Going further back in history, the three-night History docuseries Washington (Sunday through Wednesday, 8/7c) humanizes the nation’s first president with live-action sequences (featuring Nicholas Rowe), excerpts from his letters and interviews with historians and scholars. Jeff Daniels narrates the series, executive produced by Pulitzer Prize-winning historian Doris Kearns Goodwin.

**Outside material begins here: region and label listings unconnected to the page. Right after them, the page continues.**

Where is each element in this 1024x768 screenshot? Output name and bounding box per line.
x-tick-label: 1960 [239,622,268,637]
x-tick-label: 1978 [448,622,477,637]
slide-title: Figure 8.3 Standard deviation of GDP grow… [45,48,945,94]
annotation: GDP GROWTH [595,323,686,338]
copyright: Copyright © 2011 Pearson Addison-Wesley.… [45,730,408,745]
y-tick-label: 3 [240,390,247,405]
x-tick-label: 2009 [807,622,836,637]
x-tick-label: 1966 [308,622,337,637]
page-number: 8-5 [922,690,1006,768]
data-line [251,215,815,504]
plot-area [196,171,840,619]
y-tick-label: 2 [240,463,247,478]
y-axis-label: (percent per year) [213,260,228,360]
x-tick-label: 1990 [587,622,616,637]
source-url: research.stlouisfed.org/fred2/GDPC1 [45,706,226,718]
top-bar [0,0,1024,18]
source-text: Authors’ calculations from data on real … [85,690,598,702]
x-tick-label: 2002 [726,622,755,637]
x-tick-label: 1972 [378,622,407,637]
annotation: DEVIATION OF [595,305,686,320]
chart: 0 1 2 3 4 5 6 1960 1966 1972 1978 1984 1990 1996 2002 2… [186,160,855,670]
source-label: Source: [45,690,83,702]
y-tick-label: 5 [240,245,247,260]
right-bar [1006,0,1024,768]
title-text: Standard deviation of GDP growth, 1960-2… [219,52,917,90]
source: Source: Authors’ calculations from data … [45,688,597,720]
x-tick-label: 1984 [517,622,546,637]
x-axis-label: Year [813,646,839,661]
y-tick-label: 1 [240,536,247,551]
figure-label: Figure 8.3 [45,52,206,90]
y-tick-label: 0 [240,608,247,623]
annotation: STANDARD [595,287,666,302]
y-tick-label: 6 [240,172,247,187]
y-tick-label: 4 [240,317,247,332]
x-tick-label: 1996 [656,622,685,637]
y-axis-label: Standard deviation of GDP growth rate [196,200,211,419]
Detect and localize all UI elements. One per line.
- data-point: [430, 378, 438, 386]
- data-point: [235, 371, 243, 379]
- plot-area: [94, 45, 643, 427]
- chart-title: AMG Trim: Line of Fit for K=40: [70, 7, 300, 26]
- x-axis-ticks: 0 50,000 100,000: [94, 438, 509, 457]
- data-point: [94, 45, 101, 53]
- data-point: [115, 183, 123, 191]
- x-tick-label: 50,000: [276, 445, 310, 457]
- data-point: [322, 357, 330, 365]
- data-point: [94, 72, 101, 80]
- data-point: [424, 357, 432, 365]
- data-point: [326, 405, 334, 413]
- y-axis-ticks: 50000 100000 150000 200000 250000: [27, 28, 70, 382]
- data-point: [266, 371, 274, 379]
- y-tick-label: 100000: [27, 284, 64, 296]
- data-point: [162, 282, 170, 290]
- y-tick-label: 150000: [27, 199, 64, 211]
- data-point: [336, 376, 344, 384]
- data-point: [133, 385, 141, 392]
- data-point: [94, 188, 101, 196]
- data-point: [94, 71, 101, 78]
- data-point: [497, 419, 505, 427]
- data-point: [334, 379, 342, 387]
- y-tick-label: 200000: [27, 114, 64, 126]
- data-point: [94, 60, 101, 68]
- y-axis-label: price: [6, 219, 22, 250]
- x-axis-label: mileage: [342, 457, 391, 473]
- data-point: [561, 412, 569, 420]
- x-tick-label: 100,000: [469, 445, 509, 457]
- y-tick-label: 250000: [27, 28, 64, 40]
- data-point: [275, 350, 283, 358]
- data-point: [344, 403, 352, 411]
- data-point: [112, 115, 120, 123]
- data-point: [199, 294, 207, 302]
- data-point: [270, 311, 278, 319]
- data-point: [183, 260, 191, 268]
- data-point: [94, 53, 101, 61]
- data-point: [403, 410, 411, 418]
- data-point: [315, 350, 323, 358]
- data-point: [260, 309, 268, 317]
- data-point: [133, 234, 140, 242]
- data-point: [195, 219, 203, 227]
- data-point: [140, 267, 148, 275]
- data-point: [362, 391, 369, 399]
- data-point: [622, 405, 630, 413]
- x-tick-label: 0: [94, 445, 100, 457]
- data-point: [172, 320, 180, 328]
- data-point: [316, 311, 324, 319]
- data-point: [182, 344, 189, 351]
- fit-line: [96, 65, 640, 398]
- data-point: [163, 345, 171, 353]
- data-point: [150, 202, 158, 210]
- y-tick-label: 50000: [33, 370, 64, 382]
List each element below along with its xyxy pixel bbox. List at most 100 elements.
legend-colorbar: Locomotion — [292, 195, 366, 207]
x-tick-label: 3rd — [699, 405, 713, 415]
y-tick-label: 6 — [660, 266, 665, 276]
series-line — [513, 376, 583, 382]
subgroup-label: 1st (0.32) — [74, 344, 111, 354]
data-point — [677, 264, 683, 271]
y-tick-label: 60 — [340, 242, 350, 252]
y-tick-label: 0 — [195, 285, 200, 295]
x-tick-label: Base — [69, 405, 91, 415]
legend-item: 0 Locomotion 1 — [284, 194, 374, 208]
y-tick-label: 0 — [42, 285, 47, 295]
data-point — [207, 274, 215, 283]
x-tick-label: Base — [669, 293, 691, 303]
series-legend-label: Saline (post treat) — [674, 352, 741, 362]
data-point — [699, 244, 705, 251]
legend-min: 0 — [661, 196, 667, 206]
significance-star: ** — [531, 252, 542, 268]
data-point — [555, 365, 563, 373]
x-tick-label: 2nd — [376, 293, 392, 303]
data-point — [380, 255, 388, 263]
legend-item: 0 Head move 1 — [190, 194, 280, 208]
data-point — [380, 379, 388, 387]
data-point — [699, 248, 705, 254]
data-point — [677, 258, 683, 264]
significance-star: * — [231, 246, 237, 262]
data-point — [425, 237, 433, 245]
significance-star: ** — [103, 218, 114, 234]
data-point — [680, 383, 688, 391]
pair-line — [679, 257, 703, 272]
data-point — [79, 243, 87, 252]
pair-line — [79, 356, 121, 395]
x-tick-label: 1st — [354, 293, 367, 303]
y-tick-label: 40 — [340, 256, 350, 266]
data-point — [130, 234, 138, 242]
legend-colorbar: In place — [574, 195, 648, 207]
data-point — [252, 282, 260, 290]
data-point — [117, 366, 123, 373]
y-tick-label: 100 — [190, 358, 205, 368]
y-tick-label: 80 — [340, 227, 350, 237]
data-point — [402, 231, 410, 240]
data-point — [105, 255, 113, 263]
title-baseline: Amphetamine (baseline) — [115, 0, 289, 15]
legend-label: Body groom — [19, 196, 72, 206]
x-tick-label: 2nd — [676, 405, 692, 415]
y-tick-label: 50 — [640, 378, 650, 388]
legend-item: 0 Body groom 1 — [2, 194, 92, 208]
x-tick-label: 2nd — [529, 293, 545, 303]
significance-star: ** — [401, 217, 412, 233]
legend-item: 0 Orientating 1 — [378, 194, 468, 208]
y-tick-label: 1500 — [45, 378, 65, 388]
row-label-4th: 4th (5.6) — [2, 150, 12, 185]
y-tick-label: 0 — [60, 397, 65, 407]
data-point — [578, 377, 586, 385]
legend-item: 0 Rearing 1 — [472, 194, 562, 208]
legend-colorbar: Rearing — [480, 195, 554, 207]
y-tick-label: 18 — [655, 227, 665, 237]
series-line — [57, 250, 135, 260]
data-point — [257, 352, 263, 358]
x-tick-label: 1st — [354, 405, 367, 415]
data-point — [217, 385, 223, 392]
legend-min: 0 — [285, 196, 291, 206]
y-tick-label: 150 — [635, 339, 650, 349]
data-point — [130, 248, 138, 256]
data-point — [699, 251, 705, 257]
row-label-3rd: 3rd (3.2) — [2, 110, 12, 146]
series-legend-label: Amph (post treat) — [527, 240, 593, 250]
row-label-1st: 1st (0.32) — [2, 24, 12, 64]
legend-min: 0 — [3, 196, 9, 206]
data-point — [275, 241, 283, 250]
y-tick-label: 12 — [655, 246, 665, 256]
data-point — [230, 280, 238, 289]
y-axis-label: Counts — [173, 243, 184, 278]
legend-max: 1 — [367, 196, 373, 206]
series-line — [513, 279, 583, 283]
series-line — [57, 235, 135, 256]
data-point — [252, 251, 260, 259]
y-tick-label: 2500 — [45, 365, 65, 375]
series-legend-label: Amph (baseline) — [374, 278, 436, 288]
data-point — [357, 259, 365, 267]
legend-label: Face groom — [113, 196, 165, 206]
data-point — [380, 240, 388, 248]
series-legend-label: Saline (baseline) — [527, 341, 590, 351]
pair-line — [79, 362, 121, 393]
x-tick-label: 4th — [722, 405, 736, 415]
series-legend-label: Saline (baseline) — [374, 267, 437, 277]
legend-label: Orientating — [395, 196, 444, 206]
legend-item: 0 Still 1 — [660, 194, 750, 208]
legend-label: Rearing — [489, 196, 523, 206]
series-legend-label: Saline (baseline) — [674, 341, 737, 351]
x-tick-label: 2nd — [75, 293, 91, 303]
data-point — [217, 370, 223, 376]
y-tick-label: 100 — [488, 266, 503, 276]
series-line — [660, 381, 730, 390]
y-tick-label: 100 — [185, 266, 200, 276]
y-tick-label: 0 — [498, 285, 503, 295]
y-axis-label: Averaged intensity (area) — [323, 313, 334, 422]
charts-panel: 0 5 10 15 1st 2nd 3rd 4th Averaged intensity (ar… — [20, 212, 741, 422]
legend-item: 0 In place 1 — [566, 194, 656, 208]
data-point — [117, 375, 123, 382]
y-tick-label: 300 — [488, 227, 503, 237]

Among those interviewed: President Bill Clinton, former Secretary of State Colin Powell and historians Joseph Ellis and Jon Meacham.
For those with a taste for more modern politics, Epix presents a six-episode docuseries based on the hit podcast Slow Burn (Sunday, 10/9c), taking a deep dive into the Watergate scandal by focusing on some of the story’s most unforgettable characters.
Inside Weekend TV: The nostalgic Decades network remembers the late Robert Conrad with a weekend-long binge of his cult series The Wild Wild West (starts Saturday at noon/11c), including TV-movie revivals from 1979 and 1980. … In advance of the police drama’s return next Sunday from a two-month hiatus, ABC replays the most recent three episodes of The Rookie (Saturday, 8/7c) to help fans catch up. … CBS’s 60 Minutes (Sunday, 7/6c) goes backstage with a revolutionary Broadway revival of the classic West Side Story. … For those who lacked access to the Breaking Bad sequel El Camino: A Breaking Bad Movie on Netflix, AMC premieres the Jesse Pinkman (Aaron Paul)-centric film (Sunday, 8/7c) after a marathon binge of the five season of Breaking Bad. Spinoff Better Call Saul returns next Sunday. … BBC America’s Doctor Who (Sunday, 8/7c) gets literary, when the Doctor (Jodie Whittaker) and her gang visits Mary Shelley and her intimate circle of poetic friends on the night that inspired her iconic Frakenstein. … Premium channel Epix launches a modern-day adaptation of the H.G. Wells sci-fi classic War of the Worlds (Sunday, 9/8c), with Gabriel Byrne and Elizabeth McGovern leading an international cast. … Just in time for the presidential race to heat up, HBO’s Emmy-winning Last Week with John Oliver (Sunday, 11/10c) makes a most welcome return for its seventh season of satirical commentary.